Advertising agencies work on projects for clients, and with every project comes the creative brief. While creative briefs may not be the most flashy or exciting part of every project, they are still very important. The time, thought and effort that goes into one is vital, as the creative brief is the road map for the project, and without a clear brief, the project can go haywire real fast.
I’m not going to tell you what to put in a creative brief because every agency has its own version. In reality, all briefs have one main goal in common: clearly communicate the who, what, when, where and why of the project. The tricky part is figuring out how to best communicate the project on paper to the team. Here are three major things to consider when writing a creative brief.
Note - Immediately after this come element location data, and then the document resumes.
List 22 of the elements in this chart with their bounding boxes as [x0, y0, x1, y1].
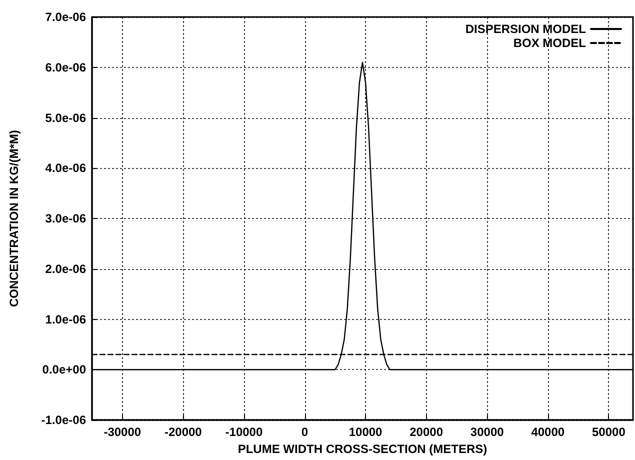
- y-tick-label: 7.0e-06: [45, 10, 86, 24]
- legend-label: BOX MODEL: [513, 36, 586, 50]
- x-tick-label: 50000: [592, 425, 626, 439]
- y-tick-label: 1.0e-06: [45, 312, 86, 326]
- x-tick-label: 30000: [470, 425, 504, 439]
- y-tick-label: 6.0e-06: [45, 60, 86, 74]
- y-tick-label: 3.0e-06: [45, 212, 86, 226]
- y-axis-title: CONCENTRATION IN KG/(M*M): [7, 130, 21, 308]
- y-tick-label: 0.0e+00: [42, 362, 86, 377]
- y-tick-label: 5.0e-06: [45, 110, 86, 125]
- y-tick-label: 2.0e-06: [45, 262, 86, 276]
- x-tick-label: -30000: [104, 425, 142, 439]
- x-tick-label: 40000: [531, 425, 565, 439]
- x-tick-label: -20000: [164, 425, 202, 439]
- x-tick-label: 10000: [348, 425, 383, 439]
- x-tick-label: -10000: [225, 425, 263, 439]
- x-tick-label: 0: [301, 425, 308, 439]
- x-tick-label: 20000: [410, 425, 444, 439]
- y-tick-label: 4.0e-06: [45, 161, 86, 176]
- legend-label: DISPERSION MODEL: [465, 22, 586, 36]
- x-axis-title: PLUME WIDTH CROSS-SECTION (METERS): [238, 442, 488, 456]
- y-tick-label: -1.0e-06: [41, 413, 86, 427]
1. Communicate the Single Main Idea
The single main idea is the most important element of the creative brief. It is the core message the audience should take away from the project. The main idea should correlate with the overall assignment, as it dictates the project’s direction. Determining the single main idea is harder than it sounds. Many people confuse the main idea with the tactic, like saying, “Brand needs to create a mobile app to gain customer’s attention.” Instead the main idea should be something like, “Brand is the best in the industry and will improve customer’s problems.
2. Don't worry about length
In school every teacher was adamant about creative briefs being concise and direct. This also meant any creative brief could not be more than a page or two long. This simply isn’t reasonable or realistic. As long as the content is detailed and straight forward, it does not matter how long the brief is. It’s also better to insure everything is clearly laid out, not matter the length, to make sure the team doesn’t come back with more questions than you can answer.
3. Wording is Everything
When writing a creative brief it is important to be strategic and choose your words wisely. A single word choice can lead one team member to interpret something one way, while someone else interprets it entirely differently. This can lead to confusion for anything from direction and creative to implementation and timing. Even something as simple as saying, “Include digital in the campaign,” can be confusing. Does that mean digital media, digital photography, digital advertising? This list and questions can go on and on!
The creative brief may not be the most exciting part of any advertising project, but it is still important. A poor creative brief can ruin an entire project, while a little time and thought can clearly layout the roadmap for an overall great project.